Le secteur halieutique sénégalais s'active dès le début de l'année. La liste officielle des navires autorisés à pêcher dans les eaux territoriales du pays vient d'être rendue publique, révélant l'octroi de plus d'une centaine de licences à des bateaux sénégalais et étrangers.
C'est la ministre sortante des Pêches et de l'Économie maritime, Dr Fatou Diouf, qui a procédé à la publication de ce document mercredi soir. Cette démarche de transparence intervient dans un contexte où la gestion des ressources halieutiques fait l'objet d'une attention croissante, aussi bien de la part des professionnels du secteur que de la société civile et des partenaires internationaux.
La pêche représente un pilier fondamental de l'économie sénégalaise. Le pays dispose d'une façade maritime de plus de 700 kilomètres et de zones de pêche parmi les plus poissonneuses d'Afrique de l'Ouest. Le secteur fait vivre des centaines de milliers de personnes, des pêcheurs artisanaux aux mareyeurs, en passant par les transformatrices de poisson. Il contribue également de manière significative à la sécurité alimentaire nationale.
La question des licences accordées à des navires étrangers est, depuis plusieurs années, au cœur des débats sur la souveraineté halieutique. Des voix s'élèvent régulièrement pour dénoncer une exploitation jugée excessive des eaux sénégalaises par des flottes venues d'Europe ou d'Asie, au détriment des pêcheurs locaux et de la durabilité des stocks. La publication de cette liste répond en partie à une demande de lisibilité sur les conditions d'accès à la ressource.
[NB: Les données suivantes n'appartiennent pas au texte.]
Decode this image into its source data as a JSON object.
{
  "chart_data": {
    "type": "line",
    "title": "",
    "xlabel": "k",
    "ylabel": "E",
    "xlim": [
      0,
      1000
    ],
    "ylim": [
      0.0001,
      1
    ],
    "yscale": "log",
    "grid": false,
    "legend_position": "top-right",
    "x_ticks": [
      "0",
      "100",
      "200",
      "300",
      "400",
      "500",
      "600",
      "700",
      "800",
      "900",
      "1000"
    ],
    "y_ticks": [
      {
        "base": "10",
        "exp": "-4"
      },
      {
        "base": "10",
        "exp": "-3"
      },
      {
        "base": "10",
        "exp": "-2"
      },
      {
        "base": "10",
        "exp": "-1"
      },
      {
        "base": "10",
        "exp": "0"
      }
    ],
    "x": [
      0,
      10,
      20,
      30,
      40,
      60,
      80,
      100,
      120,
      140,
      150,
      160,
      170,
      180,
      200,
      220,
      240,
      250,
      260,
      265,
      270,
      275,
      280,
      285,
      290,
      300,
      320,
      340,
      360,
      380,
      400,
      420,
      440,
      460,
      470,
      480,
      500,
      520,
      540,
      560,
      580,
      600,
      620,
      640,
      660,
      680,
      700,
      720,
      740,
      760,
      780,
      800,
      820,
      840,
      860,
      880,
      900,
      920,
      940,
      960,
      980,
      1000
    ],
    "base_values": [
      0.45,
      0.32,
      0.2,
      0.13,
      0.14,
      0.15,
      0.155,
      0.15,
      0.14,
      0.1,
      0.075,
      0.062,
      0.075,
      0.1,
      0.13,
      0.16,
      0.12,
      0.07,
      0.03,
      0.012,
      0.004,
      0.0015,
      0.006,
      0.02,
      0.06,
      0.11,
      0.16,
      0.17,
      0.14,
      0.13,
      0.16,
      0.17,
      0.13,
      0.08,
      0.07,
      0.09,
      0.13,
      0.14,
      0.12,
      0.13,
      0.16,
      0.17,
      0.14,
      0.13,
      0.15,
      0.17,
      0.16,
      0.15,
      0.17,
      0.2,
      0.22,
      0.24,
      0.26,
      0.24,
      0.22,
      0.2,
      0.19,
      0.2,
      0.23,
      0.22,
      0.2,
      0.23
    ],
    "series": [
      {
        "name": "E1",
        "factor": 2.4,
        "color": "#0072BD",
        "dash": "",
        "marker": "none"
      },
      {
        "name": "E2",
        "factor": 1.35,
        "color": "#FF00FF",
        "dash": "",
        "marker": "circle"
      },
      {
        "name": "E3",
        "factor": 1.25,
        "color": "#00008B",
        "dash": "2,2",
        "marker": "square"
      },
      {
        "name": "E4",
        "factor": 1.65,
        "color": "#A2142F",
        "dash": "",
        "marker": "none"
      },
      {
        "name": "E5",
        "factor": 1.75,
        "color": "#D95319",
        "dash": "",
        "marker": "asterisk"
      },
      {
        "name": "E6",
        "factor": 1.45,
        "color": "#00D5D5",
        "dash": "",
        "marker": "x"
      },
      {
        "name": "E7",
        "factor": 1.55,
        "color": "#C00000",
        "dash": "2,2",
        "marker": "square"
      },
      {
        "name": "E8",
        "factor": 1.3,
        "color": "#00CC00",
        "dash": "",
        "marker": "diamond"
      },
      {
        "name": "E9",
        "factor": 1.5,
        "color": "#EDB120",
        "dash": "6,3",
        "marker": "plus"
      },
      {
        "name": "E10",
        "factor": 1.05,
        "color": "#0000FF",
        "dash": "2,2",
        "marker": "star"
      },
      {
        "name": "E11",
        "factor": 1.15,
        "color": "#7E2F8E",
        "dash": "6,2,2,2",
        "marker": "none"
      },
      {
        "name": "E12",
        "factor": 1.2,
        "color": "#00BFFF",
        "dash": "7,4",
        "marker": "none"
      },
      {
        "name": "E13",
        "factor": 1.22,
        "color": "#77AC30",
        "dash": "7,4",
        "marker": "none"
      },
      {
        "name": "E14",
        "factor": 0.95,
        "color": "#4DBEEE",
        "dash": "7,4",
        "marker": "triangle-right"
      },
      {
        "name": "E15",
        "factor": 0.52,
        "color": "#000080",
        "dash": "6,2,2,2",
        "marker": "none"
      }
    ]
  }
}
À l'échelle du continent africain, le Sénégal n'est pas un cas isolé. De nombreux pays côtiers peinent à concilier les recettes tirées des accords de pêche avec les grandes puissances maritimes et la préservation de leurs écosystèmes marins. La transparence dans l'attribution des licences est souvent citée comme un prérequis indispensable à une gouvernance halieutique responsable, conformément aux orientations de la Charte africaine sur les droits et le bien-être des communautés de pêcheurs.
La publication de cette liste par la ministre sortante ouvre désormais la voie à un suivi plus rigoureux de l'activité des navires concernés, et la question de la politique halieutique du nouveau gouvernement sera scrutée de près par l'ensemble des acteurs du secteur.